Der Todesbote
erzählte so viel über sein Leben auf diesem Schiff. »Es war die Geburtsstätte des Bösen in mir«, verkündete er einmal stolz. »Als ich die endlosen Weltmeere betrachtete, die unbeschreibliche Weite und das Unendliche erkannte, wusste ich, dass ich für das Höhere geboren wurde.
Als ich nachts alleine über Stunden an der Reling stand, war ich mir sicher, dass das unendliche Firmament mit seinen Milliarden von Sternen mir den Weg in meine Zukunft weisen würde. Doch wenn ich mich in mein Bett legte, konnte ich trotz der schweren Arbeit oft nicht einschlafen. Immer wieder sah ich tote Menschen vor mir. Furchtbar zugerichtete Leichen und immer wieder Feuer.«
Gerne hätte man auf diesem Schiff erfahren, ob bereits zu diesem Zeitpunkt Anzeichen in der Persönlichkeit Anatolij Onoprienkos erkennbar waren, die auf etwas Ungewöhnliches hinwiesen. All diese Fragen bleiben unbeantwortet.
Doch solche Niederschläge muss ein Journalist ertragen können. Nicht immer kann man erreichen, was man sich vorgenommen hat und anfangs so leicht erschien. Schon will man die missglückte Nacht verabschieden. Da taucht die geschiedene Frau Onoprienkos plötzlich wieder auf. Noch immer steht sie am Kai unweit der Maxim Gorkij.
Gedankenverloren blickt sie in den Hamburger Himmel.
Sie hält das Bild ihres Sohnes in Händen. Sichtlich erschrocken fährt sie zusammen, als man sie anspricht: »Frau L., wir hätten gerne noch mit Ihnen über Onoprienko gesprochen, über Ihre gemeinsame Zeit mit ihm.«
Und man hat das Gefühl, dass sie gerne an diese Zeit erinnert wird.
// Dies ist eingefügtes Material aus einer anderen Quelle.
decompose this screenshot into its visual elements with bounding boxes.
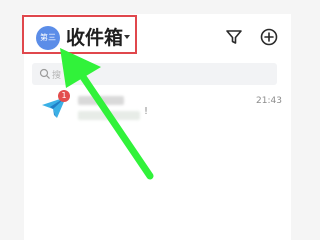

Onoprienkos geschiedene Frau sieht mit ihren dunklen, langen Haaren für ihr Alter noch immer äußerst attraktiv aus.
Als man sie fragt, ob sie das verstehen könne, was ihr Exmann getan hat und warum er so viele Kinder getötet hat, beginnt sie zu erzählen. Dabei kann sie ihre Tränen kaum unterdrücken.
»Ich kann Anatolij gut verstehen. Er wollte vermeiden, dass die Kinder in ein Waisenhaus kommen, nachdem er die Eltern umgebracht hat. Er wollte nicht, dass sie das erleben müssen, was ihm als Waise widerfahren ist. Ihn hat keiner gebraucht.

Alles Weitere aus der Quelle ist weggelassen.